[squid-users] access.log redundancies and page cost from harrylucs@dont-contact.us on 2003-09-02 (squid-users)

From: <harrylucs@dont-contact.us>
Date: Wed, 03 Sep 2003 14:09:25 +1000

('binary' encoding is not supported, stored as-is) Hi to the Squid group,

First, thanks Henrik for your answers on cache log redundancies.

In regards to proxies storing relatively the same information in the access.log
files in HTTP request path, say:

forward request path:
alpha -> beta -> theta -> gamma (HIT)

return of HTTP object
alpha <- beta <- theta <- gamma

Without yet a handle on the access.log files for this particular request
situation since I do not have a network of proxies running , I have thought of a
way that the path of a HTTP request can be traced.

First, I just want to give a little background on why I am doing this. I am
writing code to determine the page cost for a organisations network that is
heavily dependant on Squid proxies. Page cost is the dollar figure associated with
an individual HTTP request so management can get an idea of how much money
an effective network of Squid proxies can save them.

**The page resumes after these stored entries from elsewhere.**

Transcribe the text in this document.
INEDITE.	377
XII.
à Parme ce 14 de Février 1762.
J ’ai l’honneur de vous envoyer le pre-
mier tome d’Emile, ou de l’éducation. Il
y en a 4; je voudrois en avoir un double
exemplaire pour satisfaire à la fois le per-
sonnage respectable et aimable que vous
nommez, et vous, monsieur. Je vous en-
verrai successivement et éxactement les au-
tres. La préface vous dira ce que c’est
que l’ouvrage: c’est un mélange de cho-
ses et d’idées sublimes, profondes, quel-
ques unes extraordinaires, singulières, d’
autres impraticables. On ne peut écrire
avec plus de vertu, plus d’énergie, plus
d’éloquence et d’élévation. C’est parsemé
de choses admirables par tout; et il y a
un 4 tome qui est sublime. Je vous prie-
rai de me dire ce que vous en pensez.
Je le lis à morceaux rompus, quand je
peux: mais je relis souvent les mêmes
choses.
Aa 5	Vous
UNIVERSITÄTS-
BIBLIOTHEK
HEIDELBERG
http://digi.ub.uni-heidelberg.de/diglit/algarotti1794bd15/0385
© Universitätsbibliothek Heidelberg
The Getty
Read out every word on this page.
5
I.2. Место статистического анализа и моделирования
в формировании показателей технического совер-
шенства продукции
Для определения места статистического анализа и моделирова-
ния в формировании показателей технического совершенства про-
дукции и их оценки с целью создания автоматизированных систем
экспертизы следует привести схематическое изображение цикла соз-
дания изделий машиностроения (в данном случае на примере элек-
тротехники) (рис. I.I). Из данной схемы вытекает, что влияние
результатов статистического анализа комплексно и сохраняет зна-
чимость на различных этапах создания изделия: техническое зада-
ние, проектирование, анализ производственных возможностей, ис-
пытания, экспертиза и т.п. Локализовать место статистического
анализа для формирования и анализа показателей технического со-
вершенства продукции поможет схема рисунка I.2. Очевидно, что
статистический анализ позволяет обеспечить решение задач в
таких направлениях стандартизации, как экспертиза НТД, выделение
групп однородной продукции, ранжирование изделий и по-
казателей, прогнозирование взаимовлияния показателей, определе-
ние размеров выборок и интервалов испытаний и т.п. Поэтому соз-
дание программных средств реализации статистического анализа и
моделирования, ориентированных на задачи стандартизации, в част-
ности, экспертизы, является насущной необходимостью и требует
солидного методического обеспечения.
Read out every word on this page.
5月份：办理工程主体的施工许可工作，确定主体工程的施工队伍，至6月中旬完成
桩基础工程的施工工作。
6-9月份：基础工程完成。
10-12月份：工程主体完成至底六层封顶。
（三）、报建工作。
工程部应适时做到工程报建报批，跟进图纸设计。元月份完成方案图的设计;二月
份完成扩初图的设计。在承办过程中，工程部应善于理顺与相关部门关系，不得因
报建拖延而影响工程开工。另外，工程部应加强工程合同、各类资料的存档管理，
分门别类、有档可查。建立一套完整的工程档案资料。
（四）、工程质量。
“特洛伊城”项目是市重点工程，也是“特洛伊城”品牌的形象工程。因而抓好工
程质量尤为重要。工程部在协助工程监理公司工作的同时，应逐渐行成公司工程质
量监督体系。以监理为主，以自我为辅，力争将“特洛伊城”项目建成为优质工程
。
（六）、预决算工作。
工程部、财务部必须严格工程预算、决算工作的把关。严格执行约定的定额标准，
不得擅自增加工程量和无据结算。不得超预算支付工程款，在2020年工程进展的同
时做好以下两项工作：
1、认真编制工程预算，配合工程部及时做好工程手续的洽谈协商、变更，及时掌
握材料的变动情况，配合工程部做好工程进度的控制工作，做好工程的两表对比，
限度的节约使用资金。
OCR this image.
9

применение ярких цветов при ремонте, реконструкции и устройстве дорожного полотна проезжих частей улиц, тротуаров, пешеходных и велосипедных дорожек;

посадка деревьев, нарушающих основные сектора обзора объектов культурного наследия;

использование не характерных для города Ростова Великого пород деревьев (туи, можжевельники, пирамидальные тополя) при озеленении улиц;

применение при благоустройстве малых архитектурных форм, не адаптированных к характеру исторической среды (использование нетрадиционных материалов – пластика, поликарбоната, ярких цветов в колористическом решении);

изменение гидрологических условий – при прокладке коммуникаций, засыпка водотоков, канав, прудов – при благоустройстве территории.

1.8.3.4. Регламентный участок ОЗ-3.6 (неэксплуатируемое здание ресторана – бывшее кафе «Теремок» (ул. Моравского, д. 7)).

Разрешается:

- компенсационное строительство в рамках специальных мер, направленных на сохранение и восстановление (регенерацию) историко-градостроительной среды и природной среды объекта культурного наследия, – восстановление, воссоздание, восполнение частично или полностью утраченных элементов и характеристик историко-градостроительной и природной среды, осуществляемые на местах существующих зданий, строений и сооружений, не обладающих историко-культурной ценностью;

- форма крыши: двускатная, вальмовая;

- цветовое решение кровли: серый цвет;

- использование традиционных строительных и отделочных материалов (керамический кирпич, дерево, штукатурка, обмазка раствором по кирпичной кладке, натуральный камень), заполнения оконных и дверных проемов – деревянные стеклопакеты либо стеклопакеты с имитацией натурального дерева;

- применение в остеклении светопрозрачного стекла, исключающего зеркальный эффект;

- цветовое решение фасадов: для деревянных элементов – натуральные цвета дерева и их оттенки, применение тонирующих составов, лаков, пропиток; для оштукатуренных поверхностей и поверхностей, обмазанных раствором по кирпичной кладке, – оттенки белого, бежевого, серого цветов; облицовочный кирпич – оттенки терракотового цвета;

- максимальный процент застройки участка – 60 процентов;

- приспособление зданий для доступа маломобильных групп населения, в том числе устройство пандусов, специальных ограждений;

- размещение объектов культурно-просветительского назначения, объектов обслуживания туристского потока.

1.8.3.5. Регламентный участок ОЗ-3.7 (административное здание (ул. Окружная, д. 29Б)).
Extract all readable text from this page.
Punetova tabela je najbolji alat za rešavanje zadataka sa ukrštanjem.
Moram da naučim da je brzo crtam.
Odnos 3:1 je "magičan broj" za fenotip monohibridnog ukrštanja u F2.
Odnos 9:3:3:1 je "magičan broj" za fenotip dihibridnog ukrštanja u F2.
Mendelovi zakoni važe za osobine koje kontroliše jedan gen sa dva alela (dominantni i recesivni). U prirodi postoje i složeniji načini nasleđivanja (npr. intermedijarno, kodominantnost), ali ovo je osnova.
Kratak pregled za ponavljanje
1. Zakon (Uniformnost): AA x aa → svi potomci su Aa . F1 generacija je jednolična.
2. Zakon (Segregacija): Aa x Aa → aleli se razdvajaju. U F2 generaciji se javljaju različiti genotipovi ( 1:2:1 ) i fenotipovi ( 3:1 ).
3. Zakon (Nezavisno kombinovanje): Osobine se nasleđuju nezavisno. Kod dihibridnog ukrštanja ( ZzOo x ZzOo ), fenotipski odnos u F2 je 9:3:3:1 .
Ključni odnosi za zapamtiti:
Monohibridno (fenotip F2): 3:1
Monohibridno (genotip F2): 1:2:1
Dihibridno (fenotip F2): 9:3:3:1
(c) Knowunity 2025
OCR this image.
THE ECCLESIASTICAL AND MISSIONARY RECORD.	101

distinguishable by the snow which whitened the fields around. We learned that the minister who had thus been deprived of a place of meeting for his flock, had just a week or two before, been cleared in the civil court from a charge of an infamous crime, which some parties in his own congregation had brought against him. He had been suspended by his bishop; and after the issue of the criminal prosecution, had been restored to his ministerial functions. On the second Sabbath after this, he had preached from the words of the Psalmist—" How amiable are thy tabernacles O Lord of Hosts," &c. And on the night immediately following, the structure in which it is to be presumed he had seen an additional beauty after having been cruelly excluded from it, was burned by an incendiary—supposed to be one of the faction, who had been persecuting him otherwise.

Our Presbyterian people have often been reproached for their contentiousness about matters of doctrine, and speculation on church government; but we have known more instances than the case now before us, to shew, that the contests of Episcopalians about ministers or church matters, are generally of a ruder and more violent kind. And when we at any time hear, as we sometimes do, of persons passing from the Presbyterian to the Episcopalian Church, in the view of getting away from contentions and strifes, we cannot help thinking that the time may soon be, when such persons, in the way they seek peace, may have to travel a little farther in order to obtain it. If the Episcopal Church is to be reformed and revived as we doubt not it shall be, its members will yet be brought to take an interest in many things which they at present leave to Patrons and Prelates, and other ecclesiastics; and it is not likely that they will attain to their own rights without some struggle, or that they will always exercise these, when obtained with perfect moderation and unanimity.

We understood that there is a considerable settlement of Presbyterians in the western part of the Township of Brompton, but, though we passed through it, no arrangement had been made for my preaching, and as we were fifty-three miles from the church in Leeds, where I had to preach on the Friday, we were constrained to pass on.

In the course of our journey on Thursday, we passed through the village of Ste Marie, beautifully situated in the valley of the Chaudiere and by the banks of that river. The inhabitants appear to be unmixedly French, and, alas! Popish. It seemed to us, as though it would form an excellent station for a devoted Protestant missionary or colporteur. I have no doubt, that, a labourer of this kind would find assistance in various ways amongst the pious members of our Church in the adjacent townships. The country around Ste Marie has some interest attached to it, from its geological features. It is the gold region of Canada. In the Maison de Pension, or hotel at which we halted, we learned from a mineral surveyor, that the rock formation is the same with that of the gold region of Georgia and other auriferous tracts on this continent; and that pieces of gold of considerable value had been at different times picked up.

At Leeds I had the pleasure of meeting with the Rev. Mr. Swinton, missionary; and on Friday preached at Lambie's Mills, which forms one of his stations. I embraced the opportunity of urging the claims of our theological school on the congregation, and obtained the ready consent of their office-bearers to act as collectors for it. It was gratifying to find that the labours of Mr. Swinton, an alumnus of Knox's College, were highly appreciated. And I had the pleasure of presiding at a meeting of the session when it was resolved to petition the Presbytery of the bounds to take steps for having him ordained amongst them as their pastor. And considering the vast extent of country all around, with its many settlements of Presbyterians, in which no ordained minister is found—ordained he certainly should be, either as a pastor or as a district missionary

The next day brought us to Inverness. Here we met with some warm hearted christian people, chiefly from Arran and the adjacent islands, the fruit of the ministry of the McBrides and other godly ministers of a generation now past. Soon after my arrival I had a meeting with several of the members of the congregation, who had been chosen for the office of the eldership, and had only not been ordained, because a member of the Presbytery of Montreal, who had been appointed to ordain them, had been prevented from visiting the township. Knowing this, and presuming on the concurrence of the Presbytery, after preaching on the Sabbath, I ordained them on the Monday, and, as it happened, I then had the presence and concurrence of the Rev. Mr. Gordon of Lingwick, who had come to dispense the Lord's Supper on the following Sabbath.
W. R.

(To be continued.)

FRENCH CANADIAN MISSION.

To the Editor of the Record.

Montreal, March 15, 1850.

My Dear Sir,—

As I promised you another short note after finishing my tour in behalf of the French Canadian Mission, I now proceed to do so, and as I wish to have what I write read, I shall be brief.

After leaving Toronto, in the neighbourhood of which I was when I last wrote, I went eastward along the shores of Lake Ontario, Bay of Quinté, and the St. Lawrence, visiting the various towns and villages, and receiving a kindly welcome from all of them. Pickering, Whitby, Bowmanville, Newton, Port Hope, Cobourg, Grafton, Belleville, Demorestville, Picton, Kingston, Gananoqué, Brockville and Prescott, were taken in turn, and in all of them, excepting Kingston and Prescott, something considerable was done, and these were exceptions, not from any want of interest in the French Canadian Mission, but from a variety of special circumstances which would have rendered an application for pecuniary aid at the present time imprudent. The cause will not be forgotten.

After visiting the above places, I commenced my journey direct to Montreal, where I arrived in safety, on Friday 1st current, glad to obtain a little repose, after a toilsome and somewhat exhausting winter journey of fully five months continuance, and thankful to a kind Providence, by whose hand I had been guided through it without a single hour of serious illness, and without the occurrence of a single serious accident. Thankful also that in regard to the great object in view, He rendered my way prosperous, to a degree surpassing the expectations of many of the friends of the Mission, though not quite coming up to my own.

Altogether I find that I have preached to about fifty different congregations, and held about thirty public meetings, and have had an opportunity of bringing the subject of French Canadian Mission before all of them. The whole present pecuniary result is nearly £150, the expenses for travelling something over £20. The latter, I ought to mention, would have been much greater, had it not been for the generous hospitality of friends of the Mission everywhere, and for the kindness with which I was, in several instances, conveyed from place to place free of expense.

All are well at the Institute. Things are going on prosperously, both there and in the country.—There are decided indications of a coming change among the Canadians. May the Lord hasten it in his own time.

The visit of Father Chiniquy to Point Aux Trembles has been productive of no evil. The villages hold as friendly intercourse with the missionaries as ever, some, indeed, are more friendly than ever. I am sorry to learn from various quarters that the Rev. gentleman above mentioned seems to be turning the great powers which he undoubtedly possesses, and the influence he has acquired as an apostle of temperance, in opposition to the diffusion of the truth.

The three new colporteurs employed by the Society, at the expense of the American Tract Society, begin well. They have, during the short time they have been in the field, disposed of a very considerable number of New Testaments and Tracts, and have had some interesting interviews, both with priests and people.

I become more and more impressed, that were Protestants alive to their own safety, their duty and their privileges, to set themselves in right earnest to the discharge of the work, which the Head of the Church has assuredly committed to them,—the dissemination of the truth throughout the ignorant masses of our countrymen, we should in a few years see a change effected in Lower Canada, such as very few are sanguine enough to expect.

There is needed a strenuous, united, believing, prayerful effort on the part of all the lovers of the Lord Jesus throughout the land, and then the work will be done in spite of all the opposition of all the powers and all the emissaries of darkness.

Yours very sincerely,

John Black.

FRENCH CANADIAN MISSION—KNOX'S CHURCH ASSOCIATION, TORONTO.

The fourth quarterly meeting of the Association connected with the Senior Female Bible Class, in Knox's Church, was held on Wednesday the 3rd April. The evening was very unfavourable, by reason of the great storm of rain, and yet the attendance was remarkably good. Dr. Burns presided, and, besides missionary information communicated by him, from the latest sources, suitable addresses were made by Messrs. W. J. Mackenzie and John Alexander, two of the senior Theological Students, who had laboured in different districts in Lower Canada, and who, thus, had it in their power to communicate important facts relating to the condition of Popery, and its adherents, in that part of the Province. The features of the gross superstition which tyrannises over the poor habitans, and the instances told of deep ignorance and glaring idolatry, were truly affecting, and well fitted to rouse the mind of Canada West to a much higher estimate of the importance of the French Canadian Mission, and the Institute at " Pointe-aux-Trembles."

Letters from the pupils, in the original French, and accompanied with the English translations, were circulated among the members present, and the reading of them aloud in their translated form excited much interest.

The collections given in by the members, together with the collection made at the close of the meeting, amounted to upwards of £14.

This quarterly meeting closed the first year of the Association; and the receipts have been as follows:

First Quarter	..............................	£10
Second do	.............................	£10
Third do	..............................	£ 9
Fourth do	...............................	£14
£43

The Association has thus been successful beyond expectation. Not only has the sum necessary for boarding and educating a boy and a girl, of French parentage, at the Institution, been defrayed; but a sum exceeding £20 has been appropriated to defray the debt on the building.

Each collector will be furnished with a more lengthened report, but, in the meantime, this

I have used a graph data structure that models the organisations proxy network.
If anyone is interested in the document, I can provide it. The nodes in the graph
represent the proxies, with weights representing the WAN lines that are leased
for some cost.

Now this is where the access.log files come in to enable me to track the path of
HTTP requests through the proxy network.

After Henrik told me that the access.log files do contain redundancies but do
provide enough information to get a path from the proxy that receives the first
HTTP request to the final proxy that either serves the request, or goes direct to
the origin server, I thought about the following algorithm.

I have been thinking that the tracing of the path through the network of Squid
proxies can be done by repeatedly (recursively) calling a function which will
keep going to the next upstream proxy until one of the following base cases are
reached, at which point the algorithm terminates:

(1) the proxy recorded a HIT (it has a copy of the http object stored)]

(2) the proxy recorded a MISS (it does not have a copy of the http object stored)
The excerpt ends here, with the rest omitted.